“Well, they are now,” Drake said. “There’s nothing we can do except wait. I’m going back to the office, Perry, and I’ll keep in touch.”
“What about your men?” Mason asked. “Would it help to put more men out?”
“I’m calling them in,” Drake said. “My men would simply run up an excessive bill for you to pay and they would get in the way of the law enforcement agencies that are working on the case. Let’s just give them a free hand.”
Mason was silent for several seconds, then said, “Okay, Paul.”
Drake glanced at Della Street, then left the office.
Mason started dictating.
Halfway through the second letter the lawyer gave up, started pacing the office. “I can’t do it, Della. I can’t get my mind off— See if you can get Lieutenant Tragg on the phone.”
She nodded sympathetically, went to the telephone and a few moments later nodded to Mason. “He’s on the line, Chief.”
Mason said, “Hello, Lieutenant. Perry Mason talking, and I’m worried about what’s happening in the case of Dorrie Ambler. I’m just not satisfied with the way things are going.”
“Who is?” Tragg countered.
“Have you found out anything?”
“We’ve found out a lot,” Tragg said, “and we’re trying to evaluate it, Perry.”
“Can you tell me what it is?”
“Not all of it, no.”
“What about this Apartment 805?”
“What do you know about that?”
“I’m asking you what you know.”
“And I’m not in a position to tell you everything I know... Look here, Perry. You aren’t trying to slip a fast one over on us, are you?”
“What do you mean by that?”
“This isn’t some elaborate scheme that you’ve thought up to serve as a smoke screen?”
“A smoke screen for what?” Mason asked.
“That’s what I’d like to know,” Tragg said.
“You’re barking up the wrong tree, running off on a false scent, chasing a red herring and— Well, damn it, that’s what I was afraid of, that you’d think this was some scheme or other I’d hatched up and would go at the whole business half-heartedly. I tell you, that girl is in danger.”
“You’re worried over the fact you didn’t protect her from that danger?” Tragg asked.
“Yes.”
“All right, I can help you put your mind at rest on that point,” Tragg said. “Your client wasn’t a victim but an accomplice. She went from Apartment 907 down the stairs to Apartment 805. She remained there until after the heat was off. Then she left there willingly and under her own power.”

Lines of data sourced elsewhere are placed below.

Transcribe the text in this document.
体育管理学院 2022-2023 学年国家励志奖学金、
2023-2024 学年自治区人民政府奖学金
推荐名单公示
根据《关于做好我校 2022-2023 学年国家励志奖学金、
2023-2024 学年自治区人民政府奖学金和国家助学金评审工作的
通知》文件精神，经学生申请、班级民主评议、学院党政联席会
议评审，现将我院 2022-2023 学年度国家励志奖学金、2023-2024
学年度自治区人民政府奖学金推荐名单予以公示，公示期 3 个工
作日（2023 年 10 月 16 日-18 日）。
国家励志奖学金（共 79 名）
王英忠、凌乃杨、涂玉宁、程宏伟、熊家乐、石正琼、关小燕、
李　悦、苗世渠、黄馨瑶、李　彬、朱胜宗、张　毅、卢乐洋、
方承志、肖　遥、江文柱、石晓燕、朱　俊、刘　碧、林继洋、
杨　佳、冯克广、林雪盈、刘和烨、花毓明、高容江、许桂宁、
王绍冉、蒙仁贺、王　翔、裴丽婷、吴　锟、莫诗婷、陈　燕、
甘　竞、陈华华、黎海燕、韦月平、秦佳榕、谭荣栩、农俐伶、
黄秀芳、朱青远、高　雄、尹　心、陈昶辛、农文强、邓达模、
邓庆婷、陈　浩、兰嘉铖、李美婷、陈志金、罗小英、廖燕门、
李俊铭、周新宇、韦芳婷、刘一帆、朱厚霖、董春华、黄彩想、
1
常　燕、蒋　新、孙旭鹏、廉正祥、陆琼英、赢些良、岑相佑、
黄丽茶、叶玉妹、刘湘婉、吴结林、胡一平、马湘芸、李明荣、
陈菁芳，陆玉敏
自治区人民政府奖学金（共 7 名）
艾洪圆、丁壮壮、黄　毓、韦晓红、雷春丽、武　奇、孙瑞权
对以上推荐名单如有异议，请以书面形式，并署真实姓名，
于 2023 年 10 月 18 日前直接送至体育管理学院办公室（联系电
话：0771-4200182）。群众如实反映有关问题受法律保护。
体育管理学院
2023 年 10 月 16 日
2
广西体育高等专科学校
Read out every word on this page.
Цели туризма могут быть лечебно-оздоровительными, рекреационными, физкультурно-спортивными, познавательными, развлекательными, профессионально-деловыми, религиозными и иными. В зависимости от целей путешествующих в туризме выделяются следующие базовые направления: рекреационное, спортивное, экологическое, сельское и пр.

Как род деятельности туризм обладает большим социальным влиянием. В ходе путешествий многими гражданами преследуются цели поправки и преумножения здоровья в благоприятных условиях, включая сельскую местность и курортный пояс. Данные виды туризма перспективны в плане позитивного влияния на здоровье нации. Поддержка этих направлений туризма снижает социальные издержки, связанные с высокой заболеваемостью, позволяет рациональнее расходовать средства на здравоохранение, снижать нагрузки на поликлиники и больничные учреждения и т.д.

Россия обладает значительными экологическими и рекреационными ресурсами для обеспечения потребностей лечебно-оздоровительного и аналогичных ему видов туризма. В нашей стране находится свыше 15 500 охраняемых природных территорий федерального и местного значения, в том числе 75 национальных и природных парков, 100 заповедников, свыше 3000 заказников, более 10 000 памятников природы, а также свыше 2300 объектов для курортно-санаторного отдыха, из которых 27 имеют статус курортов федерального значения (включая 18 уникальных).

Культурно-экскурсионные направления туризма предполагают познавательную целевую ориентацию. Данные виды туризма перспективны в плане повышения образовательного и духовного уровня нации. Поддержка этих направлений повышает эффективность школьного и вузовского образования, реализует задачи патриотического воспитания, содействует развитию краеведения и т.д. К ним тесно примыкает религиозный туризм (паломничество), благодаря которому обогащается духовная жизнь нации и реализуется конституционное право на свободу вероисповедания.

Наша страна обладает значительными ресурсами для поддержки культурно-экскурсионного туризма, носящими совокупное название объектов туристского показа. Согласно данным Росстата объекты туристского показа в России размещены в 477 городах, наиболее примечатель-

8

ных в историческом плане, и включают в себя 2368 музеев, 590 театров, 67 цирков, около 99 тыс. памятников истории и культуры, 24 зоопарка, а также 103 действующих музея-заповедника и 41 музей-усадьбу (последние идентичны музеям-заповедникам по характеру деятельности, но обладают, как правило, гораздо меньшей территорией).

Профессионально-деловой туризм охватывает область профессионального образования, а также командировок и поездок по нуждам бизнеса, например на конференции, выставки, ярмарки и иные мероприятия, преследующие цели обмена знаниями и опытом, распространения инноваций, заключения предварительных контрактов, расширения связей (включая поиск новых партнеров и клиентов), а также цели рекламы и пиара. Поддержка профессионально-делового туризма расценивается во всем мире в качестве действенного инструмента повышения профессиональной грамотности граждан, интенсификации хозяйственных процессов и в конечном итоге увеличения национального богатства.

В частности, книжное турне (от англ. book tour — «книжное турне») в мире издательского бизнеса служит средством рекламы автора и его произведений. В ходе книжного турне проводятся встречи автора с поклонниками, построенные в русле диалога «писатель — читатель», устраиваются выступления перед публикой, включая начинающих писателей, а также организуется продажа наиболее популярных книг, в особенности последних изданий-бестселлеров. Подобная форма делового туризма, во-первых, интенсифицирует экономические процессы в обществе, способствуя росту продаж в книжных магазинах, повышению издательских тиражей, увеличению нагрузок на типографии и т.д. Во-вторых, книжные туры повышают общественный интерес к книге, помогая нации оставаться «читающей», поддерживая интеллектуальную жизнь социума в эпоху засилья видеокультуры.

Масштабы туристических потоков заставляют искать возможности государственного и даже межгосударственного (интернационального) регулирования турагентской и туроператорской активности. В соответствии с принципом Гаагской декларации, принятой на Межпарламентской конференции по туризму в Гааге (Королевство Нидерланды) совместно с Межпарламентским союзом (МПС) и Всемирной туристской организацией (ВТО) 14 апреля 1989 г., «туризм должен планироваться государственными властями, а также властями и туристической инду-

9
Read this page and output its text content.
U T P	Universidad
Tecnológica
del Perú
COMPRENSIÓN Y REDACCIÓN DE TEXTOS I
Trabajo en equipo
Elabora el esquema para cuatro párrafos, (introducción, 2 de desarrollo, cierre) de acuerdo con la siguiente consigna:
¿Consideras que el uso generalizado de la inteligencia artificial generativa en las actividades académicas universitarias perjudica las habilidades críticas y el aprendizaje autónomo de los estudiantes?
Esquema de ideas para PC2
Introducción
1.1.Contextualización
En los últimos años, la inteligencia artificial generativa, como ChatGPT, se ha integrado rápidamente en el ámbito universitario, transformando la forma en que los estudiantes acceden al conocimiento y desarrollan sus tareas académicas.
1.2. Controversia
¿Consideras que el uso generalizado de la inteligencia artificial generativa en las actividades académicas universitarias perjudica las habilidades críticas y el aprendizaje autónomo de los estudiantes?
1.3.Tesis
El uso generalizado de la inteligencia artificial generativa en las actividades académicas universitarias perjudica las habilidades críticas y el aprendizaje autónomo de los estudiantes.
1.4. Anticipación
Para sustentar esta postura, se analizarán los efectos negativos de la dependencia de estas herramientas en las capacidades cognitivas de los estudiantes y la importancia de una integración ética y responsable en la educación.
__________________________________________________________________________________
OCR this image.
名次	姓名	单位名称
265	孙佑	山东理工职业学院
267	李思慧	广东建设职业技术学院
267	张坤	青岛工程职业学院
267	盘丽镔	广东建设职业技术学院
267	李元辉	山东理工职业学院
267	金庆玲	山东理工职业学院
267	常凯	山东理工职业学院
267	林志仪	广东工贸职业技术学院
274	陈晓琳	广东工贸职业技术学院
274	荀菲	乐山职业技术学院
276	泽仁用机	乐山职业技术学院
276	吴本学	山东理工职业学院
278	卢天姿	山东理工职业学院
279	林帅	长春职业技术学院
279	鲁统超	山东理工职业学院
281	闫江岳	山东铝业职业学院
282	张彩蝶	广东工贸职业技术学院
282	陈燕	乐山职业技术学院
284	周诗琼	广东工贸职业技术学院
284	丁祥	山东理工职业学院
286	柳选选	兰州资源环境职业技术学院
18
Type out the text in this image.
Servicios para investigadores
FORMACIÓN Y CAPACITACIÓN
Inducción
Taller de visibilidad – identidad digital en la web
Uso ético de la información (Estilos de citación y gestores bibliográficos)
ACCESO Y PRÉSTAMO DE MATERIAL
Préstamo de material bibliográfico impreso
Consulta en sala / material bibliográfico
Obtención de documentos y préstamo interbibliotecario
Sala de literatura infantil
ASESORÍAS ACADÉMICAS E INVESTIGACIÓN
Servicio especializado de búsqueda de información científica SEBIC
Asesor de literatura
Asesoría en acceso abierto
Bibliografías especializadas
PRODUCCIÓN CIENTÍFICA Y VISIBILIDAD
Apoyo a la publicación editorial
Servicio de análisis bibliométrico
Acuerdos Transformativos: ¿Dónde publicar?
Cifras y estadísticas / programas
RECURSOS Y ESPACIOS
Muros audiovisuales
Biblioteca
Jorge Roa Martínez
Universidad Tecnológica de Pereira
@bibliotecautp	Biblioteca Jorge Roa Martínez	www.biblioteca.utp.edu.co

“What gives you that idea?”
“An eyewitness.”
Mason was silent for some seconds.
“Well?” Tragg asked.
Mason said, “Frankly, Lieutenant, you’ve relieved me a lot.”
“In what way?”
“I have been aware of the possibility that this might be some part of an elaborate scheme.”
“Not one that you thought up?”
“No, one that was intended to fool me as well as the police.”
“Well, frankly, Perry, that’s a theory that is being given more and more consideration by the investigators. And of course that leaves us with an unexplained murder on our hands. As you are probably aware, we don’t like unexplained murders.
“Now, there’s a very good possibility this whole deal was hatched up simply in order to account for the presence of a corpse in the apartment of your client. If it should turn out that’s the case, we wouldn’t like it.”
“And I wouldn’t like it,” Mason said.
“All right,” Tragg told him, “I’ll put it right up to you, Perry. Is there some reason for you to believe — any good, legitimate reason — that your client may have been laying the foundation for a play of this sort?”
Mason said, “I’ll be fair with you, Tragg. There is just enough reason so that I have given the subject some consideration.
“If that girl has been abducted and is in danger, I can’t just sit back and wait. If, on the other hand, this is part of an elaborate scheme to account for a murder, I’m not only going to wash my hands of her but I’d do anything I could to help solve the case and find out exactly what did happen. Of course I’d have to protect the confidence of my client because she was my client for a while.”
“I understand,” Tragg said, “but she wasn’t your client as far as any murder case was concerned.”
“That’s right. She wasn’t — and I’ll tell you something else. She isn’t going to be.”
“Well,” Tragg said, “I’ll tell you this much. I think you can wash your hands of the case. When she left that apartment, she simply went downstairs and into Apartment 805. We know that later on that evening a woman who has an apartment on the sixth floor saw your client riding down in the elevator. The woman noticed her because despite the fact it was night Dorrie was wearing dark glasses and didn’t want to be recognized. This woman had the idea Dorrie was going to some surreptitious trysting place and— My own private opinion, Mason, is that the witness may be just a little frustrated and a little envious.
“Anyway, she saw Miss Ambler in the elevator. She knows Dorrie Ambler and has chatted with her. Dorrie was fond of this woman’s dog, and the dog was fond of Dorrie. It’s a strange dog. He isn’t vicious but he wants to be left alone. He growls if people move to pet him.